Christophe Patrick illustre cette tendance. Pendant 26 ans, ce chauffeur assurait le trajet Port-au-Prince/Saint-Marc. Mais il y a trois ans, pour rassurer sa famille qui s’inquiétait trop à chaque fois qu’il prenait la route, il a fini par abandonner.

«Car, en plus des frais de passage de 4 000 gourdes exigés par les bandits, la Route nationale numéro 1 était devenue trop risquée à cause de leurs opérations à Canaan», relate-t-il.

À cause des exactions perpétrées par des bandits armés le long des routes principales […], de plus en plus de chauffeurs sont contraints d’abandonner le secteur du transport public en Haïti.

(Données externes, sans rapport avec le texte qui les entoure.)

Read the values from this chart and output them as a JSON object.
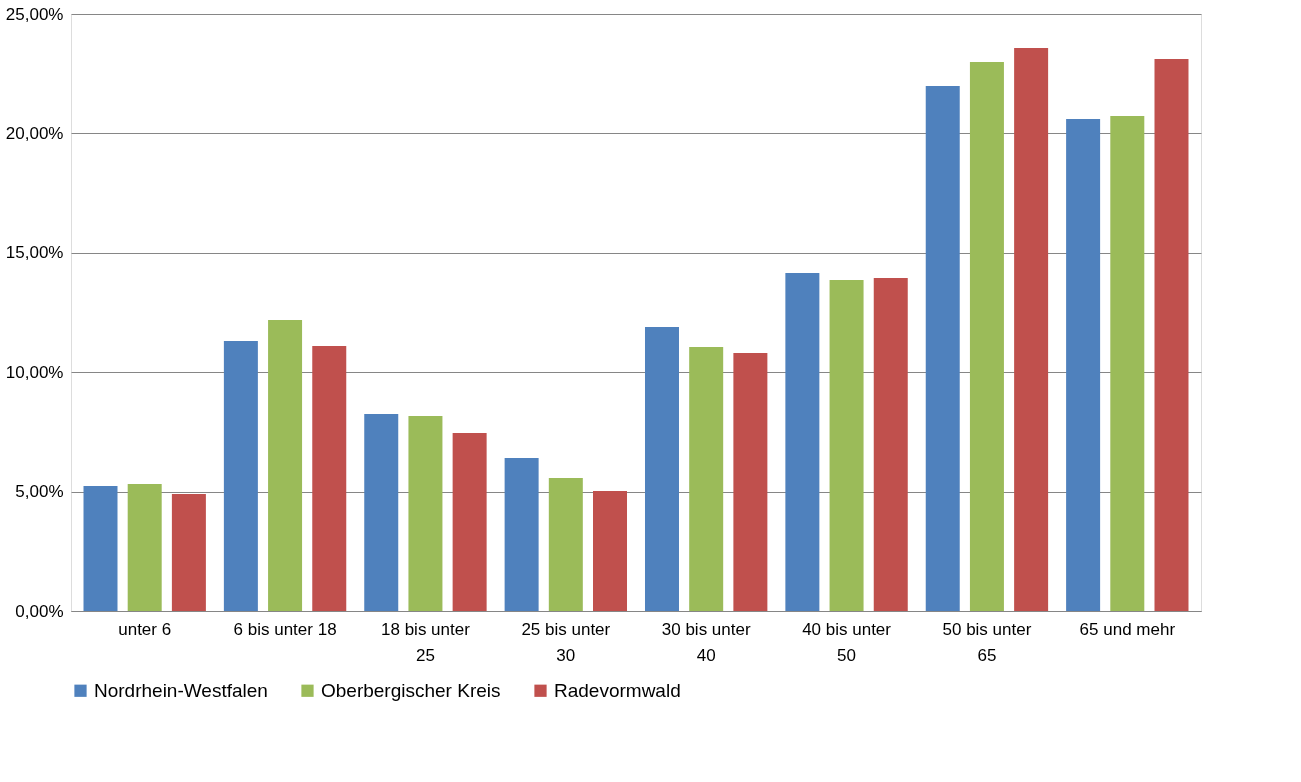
{
  "chart_data": {
    "type": "bar",
    "categories": [
      "unter 6",
      "6 bis unter 18",
      "18 bis unter 25",
      "25 bis unter 30",
      "30 bis unter 40",
      "40 bis unter 50",
      "50 bis unter 65",
      "65 und mehr"
    ],
    "series": [
      {
        "name": "Nordrhein-Westfalen",
        "color": "#4f81bd",
        "values": [
          5.23,
          11.31,
          8.25,
          6.41,
          11.89,
          14.15,
          21.98,
          20.6
        ]
      },
      {
        "name": "Oberbergischer Kreis",
        "color": "#9bbb59",
        "values": [
          5.32,
          12.19,
          8.17,
          5.57,
          11.06,
          13.86,
          22.99,
          20.73
        ]
      },
      {
        "name": "Radevormwald",
        "color": "#c0504d",
        "values": [
          4.9,
          11.1,
          7.45,
          5.03,
          10.8,
          13.94,
          23.58,
          23.12
        ]
      }
    ],
    "ylim": [
      0,
      25
    ],
    "yticks": [
      {
        "value": 0,
        "label": "0,00%"
      },
      {
        "value": 5,
        "label": "5,00%"
      },
      {
        "value": 10,
        "label": "10,00%"
      },
      {
        "value": 15,
        "label": "15,00%"
      },
      {
        "value": 20,
        "label": "20,00%"
      },
      {
        "value": 25,
        "label": "25,00%"
      }
    ],
    "grid": "y",
    "legend": "bottom"
  }
}
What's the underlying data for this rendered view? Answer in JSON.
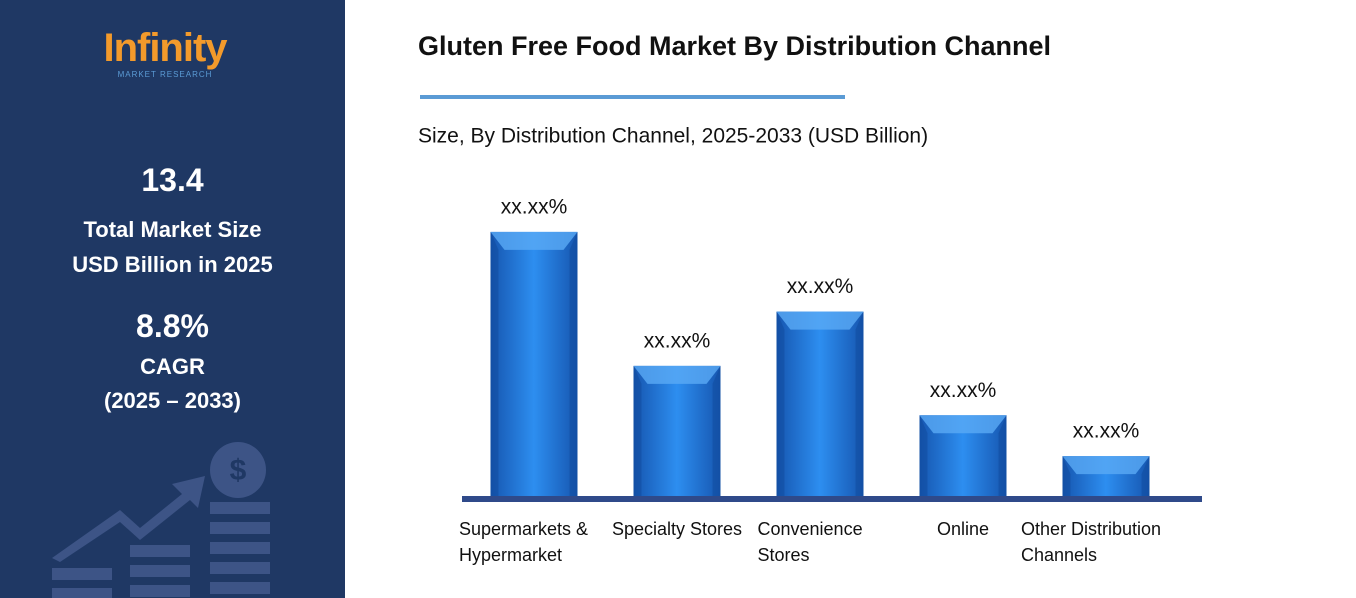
{
  "sidebar": {
    "logo": "Infinity",
    "logo_sub": "MARKET RESEARCH",
    "market_size": "13.4",
    "market_size_label_1": "Total Market Size",
    "market_size_label_2": "USD Billion in 2025",
    "cagr": "8.8%",
    "cagr_label": "CAGR",
    "cagr_period": "(2025 – 2033)"
  },
  "chart_data": {
    "type": "bar",
    "title": "Gluten Free Food Market By Distribution Channel",
    "subtitle": "Size, By Distribution Channel, 2025-2033 (USD Billion)",
    "categories": [
      "Supermarkets & Hypermarket",
      "Specialty Stores",
      "Convenience Stores",
      "Online",
      "Other Distribution Channels"
    ],
    "values": [
      37.6,
      18.6,
      26.3,
      11.6,
      5.8
    ],
    "value_labels": [
      "xx.xx%",
      "xx.xx%",
      "xx.xx%",
      "xx.xx%",
      "xx.xx%"
    ],
    "color": "#1f74d6",
    "ylim": [
      0,
      40
    ]
  }
}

Depuis quelque temps, les groupes de gangs s’installant à l’entrée sud et à l’entrée nord de Port-au-Prince se livrent, sans aucune crainte, à toutes sortes de méfaits.

Kidnapping, rançons, péage, vol de marchandises et de véhicules et autres désagréments font le quotidien amer de ceux et celles qui fréquentent les routes nationales numéro un et numéro deux.

Alors que certains chauffeurs acceptent de payer le passage aux bandits armés ou changent de trajet, d’autres se tournent vers des activités jugées moins risquées pour gagner leur vie.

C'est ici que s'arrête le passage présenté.